Verlyn Klinkenborg's "novel" of nature — Timothy; or, Notes of an Abject Reptile — is told by a tortoise held captive in an 18th-century British garden. It plods, like poetry in slow motion. At times frustrating. But deliberate, in both senses of the word. Intentional, planned. And slow, careful. Like the narrator's voice in Forrest Gump. Often the conceit works brilliantly. Philosophy and language sparkle as Timothy explains how he escapes his prison:
The true secret? Walk through the holes in their attention. Easier at my speed than at any faster rate. At evening, larkers stalk the wheat fields, nets spread.
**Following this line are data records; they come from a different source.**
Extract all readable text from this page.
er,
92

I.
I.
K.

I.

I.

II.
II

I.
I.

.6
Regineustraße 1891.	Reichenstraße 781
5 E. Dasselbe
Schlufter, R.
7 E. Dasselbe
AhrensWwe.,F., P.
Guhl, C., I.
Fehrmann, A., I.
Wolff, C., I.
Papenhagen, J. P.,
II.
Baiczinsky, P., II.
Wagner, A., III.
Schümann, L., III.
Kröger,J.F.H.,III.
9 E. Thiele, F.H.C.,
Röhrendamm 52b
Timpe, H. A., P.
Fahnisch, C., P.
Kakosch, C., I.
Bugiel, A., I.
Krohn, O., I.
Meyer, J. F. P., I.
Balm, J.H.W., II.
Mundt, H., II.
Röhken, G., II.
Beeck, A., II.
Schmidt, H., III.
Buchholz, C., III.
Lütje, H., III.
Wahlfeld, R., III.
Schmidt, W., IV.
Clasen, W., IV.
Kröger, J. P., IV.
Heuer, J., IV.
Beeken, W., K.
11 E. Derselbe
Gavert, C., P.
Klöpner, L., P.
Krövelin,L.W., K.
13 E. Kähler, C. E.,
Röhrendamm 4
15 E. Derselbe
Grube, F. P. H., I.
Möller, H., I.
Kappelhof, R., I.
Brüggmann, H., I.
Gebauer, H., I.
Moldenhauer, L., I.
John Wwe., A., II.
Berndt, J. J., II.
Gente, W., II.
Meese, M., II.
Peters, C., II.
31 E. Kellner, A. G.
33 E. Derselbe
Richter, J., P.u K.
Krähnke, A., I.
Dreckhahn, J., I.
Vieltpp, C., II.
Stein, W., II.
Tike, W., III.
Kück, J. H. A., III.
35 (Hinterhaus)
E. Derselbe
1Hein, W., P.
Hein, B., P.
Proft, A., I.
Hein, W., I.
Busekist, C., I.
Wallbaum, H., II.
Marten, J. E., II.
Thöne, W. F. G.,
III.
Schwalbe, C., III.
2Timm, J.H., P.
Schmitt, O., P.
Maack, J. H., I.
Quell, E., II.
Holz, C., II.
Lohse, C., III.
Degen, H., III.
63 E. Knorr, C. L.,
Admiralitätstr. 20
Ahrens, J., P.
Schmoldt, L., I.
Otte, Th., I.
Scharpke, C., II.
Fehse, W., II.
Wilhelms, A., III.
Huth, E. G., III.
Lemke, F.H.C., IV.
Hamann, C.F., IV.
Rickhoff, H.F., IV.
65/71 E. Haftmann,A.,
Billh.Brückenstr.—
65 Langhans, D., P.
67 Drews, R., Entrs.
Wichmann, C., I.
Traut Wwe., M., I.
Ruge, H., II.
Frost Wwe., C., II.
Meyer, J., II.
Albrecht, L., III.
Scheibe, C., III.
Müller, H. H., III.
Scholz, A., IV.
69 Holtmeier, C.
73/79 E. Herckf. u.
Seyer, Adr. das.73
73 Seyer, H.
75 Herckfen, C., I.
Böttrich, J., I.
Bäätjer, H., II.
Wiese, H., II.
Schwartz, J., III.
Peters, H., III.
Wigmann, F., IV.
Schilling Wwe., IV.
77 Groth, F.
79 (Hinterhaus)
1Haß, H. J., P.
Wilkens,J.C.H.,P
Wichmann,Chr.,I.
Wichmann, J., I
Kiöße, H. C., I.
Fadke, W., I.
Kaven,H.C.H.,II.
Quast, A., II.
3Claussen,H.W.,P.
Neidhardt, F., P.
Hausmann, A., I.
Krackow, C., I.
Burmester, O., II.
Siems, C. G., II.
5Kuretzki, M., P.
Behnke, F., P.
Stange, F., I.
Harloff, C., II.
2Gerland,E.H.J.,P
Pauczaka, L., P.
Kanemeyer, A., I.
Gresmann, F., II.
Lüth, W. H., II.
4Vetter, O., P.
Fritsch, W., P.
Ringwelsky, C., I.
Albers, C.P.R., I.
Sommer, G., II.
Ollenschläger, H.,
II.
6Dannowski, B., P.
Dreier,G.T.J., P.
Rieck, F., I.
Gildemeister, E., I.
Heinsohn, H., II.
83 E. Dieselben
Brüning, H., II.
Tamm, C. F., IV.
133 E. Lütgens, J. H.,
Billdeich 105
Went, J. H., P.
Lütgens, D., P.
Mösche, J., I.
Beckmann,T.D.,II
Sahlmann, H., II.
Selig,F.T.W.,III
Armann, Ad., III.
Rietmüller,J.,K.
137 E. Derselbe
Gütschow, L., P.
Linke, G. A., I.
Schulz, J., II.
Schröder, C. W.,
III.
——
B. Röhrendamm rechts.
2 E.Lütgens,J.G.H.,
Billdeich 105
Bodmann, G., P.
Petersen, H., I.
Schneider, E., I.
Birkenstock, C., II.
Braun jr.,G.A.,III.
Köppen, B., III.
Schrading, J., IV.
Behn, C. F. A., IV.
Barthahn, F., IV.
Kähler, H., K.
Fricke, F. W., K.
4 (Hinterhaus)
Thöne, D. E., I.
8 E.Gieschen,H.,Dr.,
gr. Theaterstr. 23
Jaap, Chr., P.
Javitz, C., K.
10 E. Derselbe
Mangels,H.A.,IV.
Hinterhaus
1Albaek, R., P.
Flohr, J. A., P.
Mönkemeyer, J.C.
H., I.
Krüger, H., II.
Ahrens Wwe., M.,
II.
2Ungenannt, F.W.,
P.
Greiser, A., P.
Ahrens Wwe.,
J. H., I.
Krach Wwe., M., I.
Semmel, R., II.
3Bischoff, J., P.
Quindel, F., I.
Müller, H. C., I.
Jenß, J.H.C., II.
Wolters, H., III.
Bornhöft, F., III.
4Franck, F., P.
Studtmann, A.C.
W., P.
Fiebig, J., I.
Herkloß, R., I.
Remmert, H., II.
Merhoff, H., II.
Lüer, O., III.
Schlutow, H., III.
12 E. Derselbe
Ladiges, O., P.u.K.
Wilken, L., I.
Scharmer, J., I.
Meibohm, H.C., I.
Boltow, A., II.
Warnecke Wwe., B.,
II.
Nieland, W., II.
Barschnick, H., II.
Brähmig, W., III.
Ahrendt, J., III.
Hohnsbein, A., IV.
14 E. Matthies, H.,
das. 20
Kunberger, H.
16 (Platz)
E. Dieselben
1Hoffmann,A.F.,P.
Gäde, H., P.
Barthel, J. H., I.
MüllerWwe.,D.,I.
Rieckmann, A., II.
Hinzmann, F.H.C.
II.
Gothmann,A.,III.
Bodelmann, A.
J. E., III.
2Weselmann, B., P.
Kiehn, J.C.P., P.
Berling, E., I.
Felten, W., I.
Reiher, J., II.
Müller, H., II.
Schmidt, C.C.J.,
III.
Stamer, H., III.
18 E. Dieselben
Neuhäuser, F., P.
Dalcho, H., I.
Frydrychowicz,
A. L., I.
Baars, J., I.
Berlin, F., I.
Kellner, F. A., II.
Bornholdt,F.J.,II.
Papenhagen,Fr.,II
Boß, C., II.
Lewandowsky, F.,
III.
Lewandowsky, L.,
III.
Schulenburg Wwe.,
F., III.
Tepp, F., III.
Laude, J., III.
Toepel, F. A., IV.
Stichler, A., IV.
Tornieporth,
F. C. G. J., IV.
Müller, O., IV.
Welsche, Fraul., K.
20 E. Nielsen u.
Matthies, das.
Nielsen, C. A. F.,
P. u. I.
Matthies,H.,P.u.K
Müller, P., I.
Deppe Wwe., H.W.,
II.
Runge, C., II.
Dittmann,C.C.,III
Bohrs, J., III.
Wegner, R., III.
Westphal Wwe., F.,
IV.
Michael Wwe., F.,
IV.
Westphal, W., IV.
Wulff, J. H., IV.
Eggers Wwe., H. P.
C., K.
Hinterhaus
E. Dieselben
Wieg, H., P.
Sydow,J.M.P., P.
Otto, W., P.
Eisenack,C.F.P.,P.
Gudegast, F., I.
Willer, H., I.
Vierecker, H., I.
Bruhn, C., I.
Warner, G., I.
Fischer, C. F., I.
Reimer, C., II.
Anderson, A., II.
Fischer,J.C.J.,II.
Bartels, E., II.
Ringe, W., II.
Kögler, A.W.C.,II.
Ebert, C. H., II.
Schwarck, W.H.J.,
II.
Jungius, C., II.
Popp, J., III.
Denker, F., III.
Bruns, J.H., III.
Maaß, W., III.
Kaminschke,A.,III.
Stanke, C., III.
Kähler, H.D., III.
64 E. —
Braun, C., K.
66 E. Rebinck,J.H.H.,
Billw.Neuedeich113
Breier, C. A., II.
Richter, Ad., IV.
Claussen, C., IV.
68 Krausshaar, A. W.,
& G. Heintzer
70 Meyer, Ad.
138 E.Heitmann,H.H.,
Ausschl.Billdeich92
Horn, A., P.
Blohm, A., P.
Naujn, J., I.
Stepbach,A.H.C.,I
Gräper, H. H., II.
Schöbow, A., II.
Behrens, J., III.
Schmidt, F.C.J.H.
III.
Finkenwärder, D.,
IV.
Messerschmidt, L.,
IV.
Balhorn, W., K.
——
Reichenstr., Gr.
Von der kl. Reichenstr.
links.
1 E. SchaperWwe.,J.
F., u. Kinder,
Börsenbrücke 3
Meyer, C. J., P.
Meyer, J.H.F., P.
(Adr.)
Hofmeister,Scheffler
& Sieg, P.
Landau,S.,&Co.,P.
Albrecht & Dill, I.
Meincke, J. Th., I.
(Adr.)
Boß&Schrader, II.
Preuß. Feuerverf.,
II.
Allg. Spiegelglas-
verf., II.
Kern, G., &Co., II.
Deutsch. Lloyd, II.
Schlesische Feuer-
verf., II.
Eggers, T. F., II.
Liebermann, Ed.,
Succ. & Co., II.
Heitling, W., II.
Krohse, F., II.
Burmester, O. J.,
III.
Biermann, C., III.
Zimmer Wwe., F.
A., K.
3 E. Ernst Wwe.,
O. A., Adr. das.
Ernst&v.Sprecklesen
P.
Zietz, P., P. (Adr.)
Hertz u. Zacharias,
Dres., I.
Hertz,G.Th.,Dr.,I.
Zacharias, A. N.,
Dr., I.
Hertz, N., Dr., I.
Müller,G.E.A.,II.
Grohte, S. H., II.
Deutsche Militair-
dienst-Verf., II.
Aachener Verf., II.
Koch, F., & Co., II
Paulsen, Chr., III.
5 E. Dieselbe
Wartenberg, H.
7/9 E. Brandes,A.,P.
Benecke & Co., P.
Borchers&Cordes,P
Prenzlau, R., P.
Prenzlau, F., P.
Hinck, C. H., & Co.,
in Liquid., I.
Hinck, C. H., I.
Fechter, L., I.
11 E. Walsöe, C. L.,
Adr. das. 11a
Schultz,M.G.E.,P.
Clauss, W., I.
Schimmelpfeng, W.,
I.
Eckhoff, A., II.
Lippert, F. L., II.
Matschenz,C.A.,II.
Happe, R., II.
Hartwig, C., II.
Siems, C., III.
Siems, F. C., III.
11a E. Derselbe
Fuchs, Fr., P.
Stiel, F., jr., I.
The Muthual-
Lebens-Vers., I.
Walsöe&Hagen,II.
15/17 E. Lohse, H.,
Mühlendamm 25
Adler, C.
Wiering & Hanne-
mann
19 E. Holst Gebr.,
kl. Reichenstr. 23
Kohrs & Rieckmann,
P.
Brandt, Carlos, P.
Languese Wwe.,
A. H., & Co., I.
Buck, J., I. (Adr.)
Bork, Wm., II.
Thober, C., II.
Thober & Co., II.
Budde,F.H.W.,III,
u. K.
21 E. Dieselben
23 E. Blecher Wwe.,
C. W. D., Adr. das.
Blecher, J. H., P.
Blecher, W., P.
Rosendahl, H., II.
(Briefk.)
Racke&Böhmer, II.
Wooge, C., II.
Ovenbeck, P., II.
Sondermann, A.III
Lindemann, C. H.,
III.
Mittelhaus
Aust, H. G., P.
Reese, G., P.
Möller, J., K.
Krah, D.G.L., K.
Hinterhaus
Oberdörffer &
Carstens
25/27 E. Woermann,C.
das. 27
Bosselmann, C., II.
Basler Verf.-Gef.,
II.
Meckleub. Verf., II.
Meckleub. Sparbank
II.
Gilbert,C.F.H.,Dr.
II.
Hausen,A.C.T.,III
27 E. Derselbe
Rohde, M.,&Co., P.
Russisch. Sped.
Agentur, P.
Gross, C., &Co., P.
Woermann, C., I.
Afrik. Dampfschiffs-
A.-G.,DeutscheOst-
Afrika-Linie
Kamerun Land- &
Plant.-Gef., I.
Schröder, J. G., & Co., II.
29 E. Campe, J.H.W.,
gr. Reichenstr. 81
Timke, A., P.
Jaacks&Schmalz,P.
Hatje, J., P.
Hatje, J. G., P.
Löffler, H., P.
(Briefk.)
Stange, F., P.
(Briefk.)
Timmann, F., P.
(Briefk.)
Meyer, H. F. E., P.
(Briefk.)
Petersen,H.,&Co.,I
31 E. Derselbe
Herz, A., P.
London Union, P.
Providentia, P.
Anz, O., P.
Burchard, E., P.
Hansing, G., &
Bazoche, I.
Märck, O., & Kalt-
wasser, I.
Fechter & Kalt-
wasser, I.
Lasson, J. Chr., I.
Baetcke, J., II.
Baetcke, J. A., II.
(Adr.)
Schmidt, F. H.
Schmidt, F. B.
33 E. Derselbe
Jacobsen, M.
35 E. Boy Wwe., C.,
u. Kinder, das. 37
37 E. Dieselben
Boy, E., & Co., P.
Bits of mirror flash behind them. Larks fly into the glittering — and the nets. Larkers cage them. Off they go to wealthy tables, waiting mouths, in Tunbridge and Brighthelmstone.
So it is with humans. Quickness draws their eye. Entangles their attention. What they notice they call reality. But reality is a fence with many holes, a net with many tears. I walk through them slowly. My slowness is deceptively fast.
Soon he is recaptured. Back to crawling the garden. Likewise, his story crawls. Timothy is a novelization of Gilbert White's journals and his Natural History and Antiquities of Selborne. Commentaries on the flora and fauna around a small English village. Notes on weather and country life by a rural curate. Early amateur naturalist. Fascinating, to a point. Worth reading. When there's time, ample time, to offer it.
Near the end of his fictionalized life Timothy yearns for escape from the planned. Spurns the artificial. Dreams away the regimentation of man. Klinkenborg, as he so often does, illuminates the magic of life, the great universe beyond all fences:
I wish to live again in a place that is not a map of the gardener's mind. Book of nature, as humans love to think of it. But where I wish to live is not a book at all. Not an argument for the being and attributes of an unnecessary god. Not a theorem, hypothesis, or demonstration. Merely itself.
Like the joys of the wilderness. Trail and forest. Stream and sky. No buying or selling. The simplest things. Simply for themselves.